8 thoughts on “Reflections”

  1. ❤️❤️❤️This is profound. I remember the bones of this piece from WMIY. What you added, of course, brings it to a much deeper level. My heart cries for our youth and the accompanying self-doubt when I read this. Oh, yeah, and I want to do bad things to that creep you wrote about. How terrifying and demoralizing. It must have been a crushing experience for a sensitive young soul.

    1. Thanks for reading, cheering me on, and commenting, Ellen.
      Writing with you and the others at Rohs really does open things up for me!

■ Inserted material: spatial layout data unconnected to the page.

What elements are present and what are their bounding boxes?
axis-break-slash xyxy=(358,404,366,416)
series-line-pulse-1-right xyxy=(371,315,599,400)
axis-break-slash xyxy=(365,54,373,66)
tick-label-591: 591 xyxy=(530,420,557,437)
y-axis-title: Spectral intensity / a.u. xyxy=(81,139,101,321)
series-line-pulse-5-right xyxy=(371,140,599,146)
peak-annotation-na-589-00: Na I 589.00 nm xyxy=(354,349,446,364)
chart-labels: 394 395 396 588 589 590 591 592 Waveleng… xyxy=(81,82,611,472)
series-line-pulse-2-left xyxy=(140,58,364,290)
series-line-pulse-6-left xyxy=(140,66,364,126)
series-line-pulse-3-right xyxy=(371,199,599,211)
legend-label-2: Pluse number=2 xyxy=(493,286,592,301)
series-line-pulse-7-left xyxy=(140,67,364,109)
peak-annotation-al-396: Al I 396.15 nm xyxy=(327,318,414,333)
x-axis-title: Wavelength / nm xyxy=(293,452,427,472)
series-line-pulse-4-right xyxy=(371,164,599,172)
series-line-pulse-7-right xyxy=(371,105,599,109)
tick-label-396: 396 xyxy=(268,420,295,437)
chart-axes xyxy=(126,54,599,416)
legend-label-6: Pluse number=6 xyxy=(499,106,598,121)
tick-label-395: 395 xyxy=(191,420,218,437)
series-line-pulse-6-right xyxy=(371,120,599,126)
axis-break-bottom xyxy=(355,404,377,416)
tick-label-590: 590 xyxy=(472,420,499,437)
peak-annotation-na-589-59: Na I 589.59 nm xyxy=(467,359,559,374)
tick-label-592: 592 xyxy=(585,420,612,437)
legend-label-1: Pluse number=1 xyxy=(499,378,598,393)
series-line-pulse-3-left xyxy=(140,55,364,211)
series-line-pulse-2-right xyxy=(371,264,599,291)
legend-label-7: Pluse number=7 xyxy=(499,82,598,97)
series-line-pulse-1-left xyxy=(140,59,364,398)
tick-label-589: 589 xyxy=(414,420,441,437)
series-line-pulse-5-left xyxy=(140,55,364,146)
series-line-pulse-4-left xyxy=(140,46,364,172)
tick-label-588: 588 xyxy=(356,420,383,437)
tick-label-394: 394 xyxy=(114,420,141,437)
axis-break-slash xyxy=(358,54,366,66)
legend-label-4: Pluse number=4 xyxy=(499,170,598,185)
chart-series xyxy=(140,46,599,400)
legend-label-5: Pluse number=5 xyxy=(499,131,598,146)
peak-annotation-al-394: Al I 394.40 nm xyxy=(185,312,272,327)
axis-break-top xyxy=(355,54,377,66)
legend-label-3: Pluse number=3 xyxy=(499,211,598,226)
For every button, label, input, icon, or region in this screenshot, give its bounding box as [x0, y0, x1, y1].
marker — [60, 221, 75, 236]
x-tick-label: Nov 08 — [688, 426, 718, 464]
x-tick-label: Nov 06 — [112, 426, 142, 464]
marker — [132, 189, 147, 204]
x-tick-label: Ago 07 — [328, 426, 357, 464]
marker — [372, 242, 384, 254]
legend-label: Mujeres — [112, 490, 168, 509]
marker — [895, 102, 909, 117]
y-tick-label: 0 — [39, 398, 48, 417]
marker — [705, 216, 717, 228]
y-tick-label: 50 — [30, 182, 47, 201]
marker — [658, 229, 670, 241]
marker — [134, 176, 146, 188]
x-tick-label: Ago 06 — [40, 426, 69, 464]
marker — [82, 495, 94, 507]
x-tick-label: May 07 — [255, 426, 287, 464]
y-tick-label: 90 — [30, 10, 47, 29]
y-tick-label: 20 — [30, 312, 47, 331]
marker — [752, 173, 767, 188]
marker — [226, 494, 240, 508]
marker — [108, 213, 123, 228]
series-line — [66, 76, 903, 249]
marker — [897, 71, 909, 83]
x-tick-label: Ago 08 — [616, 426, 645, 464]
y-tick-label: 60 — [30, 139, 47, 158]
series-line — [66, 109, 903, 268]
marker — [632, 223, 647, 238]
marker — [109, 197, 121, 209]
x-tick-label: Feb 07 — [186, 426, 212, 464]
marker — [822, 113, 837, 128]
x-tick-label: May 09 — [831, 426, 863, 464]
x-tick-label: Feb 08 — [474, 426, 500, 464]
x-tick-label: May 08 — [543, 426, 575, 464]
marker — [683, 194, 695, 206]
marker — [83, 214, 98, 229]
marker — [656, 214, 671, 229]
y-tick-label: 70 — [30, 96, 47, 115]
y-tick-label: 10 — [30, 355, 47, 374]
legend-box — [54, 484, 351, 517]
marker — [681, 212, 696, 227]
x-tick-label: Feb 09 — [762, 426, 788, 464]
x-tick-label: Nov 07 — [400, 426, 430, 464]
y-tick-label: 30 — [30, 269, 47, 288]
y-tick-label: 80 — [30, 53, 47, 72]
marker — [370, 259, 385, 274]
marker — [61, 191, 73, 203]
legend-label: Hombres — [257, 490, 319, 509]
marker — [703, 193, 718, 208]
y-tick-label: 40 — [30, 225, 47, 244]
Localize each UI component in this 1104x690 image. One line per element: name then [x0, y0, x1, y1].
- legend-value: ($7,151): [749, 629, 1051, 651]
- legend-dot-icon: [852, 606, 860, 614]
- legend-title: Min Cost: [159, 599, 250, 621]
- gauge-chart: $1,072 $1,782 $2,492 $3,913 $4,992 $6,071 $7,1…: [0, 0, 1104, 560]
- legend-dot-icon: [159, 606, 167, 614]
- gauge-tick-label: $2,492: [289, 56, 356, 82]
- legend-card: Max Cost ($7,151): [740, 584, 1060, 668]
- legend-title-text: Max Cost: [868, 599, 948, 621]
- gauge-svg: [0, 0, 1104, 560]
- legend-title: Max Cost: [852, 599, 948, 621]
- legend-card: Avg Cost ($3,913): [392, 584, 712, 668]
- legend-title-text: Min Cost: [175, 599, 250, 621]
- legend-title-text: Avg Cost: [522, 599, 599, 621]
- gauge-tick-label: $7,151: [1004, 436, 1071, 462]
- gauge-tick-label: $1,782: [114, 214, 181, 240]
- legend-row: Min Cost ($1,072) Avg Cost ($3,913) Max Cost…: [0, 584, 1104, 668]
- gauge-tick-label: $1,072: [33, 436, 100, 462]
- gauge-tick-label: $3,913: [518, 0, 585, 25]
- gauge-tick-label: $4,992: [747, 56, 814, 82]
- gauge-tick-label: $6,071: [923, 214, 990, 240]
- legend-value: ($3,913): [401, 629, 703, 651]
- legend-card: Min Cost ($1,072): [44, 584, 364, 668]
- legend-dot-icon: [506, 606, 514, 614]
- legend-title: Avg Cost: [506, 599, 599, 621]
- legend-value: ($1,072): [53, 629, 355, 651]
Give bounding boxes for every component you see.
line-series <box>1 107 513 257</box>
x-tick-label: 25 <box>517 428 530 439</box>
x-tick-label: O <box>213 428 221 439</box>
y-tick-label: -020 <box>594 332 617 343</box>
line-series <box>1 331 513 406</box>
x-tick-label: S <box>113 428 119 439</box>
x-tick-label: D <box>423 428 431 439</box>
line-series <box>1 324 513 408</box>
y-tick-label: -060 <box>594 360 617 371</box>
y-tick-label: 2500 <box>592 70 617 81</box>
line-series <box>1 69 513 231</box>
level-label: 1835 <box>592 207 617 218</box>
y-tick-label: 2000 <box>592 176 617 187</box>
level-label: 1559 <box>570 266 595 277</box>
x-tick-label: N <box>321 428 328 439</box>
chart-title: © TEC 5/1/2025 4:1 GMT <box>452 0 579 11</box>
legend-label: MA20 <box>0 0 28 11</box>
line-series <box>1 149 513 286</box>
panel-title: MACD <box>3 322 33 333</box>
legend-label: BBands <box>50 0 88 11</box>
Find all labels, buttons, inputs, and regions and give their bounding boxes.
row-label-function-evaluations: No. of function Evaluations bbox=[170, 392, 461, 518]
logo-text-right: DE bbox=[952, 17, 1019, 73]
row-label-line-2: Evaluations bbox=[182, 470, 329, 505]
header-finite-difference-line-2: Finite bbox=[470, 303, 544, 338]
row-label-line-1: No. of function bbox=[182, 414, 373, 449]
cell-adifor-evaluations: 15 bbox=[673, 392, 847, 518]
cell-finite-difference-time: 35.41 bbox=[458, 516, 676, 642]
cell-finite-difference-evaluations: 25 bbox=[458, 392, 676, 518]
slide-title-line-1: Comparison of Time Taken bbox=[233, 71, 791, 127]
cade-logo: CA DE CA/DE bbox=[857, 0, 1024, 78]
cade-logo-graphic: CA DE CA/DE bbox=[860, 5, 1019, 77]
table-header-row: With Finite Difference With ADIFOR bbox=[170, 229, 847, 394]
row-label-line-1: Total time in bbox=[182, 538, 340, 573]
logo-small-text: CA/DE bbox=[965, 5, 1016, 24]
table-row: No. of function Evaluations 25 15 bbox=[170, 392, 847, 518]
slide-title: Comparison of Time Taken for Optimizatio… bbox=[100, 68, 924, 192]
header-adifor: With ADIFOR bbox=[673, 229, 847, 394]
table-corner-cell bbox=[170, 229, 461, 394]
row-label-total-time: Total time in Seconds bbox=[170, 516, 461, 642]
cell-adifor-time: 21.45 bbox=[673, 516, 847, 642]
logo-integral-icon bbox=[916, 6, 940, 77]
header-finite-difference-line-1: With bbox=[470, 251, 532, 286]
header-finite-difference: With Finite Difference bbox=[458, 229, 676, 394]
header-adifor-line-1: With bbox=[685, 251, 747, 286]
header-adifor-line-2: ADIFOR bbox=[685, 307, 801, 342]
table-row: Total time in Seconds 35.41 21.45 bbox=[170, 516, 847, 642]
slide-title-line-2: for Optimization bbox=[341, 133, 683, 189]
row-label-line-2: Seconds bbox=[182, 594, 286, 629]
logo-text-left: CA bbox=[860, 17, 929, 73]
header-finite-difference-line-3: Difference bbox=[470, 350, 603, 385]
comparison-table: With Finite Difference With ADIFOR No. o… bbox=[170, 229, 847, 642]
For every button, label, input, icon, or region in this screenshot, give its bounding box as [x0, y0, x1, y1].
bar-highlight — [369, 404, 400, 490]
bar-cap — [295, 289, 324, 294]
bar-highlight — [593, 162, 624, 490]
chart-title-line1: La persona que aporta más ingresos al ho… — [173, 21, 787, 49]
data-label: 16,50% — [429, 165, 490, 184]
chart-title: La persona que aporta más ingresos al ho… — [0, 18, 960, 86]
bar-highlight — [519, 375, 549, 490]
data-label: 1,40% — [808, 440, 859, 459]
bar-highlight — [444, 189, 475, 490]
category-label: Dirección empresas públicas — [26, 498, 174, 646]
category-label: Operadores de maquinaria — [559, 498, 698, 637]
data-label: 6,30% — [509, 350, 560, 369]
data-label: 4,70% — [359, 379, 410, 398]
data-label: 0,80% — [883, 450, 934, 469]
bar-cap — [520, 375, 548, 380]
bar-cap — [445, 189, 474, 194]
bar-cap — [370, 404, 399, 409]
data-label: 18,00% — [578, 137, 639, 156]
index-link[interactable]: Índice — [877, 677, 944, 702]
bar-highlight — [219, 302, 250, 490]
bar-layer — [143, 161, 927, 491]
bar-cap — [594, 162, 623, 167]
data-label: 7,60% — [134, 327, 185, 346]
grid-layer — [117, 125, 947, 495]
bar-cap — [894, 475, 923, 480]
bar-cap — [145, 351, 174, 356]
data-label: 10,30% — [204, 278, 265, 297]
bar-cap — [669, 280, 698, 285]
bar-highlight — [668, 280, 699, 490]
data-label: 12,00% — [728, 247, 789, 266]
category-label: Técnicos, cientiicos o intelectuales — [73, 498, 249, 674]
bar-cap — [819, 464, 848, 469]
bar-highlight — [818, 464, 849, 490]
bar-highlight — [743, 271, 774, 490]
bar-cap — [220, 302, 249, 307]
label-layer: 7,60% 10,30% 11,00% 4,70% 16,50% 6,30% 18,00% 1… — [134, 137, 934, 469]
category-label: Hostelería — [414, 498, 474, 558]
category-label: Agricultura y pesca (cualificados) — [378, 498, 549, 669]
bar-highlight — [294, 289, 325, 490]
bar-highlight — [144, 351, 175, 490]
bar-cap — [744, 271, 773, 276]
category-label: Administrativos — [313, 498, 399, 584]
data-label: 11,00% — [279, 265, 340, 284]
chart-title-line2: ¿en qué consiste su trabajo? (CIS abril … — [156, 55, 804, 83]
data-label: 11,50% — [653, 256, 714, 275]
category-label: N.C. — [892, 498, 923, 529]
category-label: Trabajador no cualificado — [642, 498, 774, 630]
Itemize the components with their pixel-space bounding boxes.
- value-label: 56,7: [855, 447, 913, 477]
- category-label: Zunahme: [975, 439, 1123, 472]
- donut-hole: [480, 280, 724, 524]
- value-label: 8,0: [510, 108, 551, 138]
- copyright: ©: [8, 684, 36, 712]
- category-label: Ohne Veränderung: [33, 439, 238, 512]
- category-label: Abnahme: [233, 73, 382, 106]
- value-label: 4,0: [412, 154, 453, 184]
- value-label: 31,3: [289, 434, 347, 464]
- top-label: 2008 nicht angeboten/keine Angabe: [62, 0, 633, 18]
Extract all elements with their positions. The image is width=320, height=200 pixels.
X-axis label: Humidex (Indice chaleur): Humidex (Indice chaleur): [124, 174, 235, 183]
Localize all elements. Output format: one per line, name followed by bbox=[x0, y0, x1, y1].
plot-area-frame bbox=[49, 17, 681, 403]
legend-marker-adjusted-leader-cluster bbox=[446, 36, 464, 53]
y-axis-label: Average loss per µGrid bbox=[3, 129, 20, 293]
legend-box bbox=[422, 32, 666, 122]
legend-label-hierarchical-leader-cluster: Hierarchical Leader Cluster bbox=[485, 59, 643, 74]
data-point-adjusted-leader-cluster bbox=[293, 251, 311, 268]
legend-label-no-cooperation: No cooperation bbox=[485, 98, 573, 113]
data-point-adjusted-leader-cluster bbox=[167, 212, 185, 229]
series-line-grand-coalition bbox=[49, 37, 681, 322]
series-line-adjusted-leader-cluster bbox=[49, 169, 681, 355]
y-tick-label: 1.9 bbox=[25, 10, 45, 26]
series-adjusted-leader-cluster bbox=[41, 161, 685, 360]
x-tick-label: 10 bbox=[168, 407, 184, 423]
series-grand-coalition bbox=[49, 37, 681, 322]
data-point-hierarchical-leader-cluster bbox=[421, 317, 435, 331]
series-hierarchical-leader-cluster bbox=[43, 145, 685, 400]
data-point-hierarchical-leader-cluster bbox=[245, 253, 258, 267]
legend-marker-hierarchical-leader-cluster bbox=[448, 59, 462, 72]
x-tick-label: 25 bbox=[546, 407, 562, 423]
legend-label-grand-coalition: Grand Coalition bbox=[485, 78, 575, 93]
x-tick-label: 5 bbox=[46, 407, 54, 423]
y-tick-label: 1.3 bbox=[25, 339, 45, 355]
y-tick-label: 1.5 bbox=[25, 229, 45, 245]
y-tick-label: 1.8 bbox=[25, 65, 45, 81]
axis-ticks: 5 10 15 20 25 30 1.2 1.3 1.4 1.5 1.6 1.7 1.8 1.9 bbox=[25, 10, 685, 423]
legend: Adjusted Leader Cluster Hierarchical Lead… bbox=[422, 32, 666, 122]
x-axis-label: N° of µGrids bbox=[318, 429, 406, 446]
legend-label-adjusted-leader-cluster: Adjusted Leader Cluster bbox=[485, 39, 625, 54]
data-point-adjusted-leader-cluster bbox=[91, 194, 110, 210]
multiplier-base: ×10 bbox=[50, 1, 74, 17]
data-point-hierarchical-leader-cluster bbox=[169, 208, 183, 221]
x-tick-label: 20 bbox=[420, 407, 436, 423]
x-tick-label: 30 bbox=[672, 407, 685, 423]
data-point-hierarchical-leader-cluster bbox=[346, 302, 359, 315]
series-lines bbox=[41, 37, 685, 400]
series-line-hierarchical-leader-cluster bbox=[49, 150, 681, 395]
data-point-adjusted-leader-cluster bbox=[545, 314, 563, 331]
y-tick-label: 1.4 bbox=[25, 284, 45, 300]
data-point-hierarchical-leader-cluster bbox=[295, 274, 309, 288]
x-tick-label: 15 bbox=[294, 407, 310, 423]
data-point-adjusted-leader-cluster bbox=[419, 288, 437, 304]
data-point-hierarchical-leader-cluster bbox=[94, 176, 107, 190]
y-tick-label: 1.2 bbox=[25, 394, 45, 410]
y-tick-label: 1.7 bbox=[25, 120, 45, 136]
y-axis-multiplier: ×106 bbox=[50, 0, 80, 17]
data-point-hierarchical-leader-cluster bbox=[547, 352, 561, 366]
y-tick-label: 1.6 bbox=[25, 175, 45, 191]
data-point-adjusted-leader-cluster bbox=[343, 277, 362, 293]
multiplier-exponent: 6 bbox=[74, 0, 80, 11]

      Funny–I wasn’t exactly crushed at the time. I was really good at vaulting things like that away. I did not forget, exactly, but I discounted it as “no big deal” for years. I was emotionally numb about it, as I think I really believed I’d gotten what I deserved, and had no room to complain. I think I went through a lot of years with a frozen scream stuck in my throat. I imagine so many who can’t find their voice feel that way? Oh, youth. No, I would not go back, except to give my young self a hug and to tell her to report that creepy predator.

  2. Powerful writing Elaine. We are so hard on ourselves, especially in our youth. We have to remember ‘she was doing a good job’ even now. We are our own worst enemies when we need to be our best cheerleaders. Your story brought a lump to my throat as well as a surge of anger and a need to save you from those steely eyes. Let’s not be the one’s in 30 years to forgive ourselves for events that are occurring in our lives today. We are doing a good job. Considering….. or not. Love and Hugs to you my friend.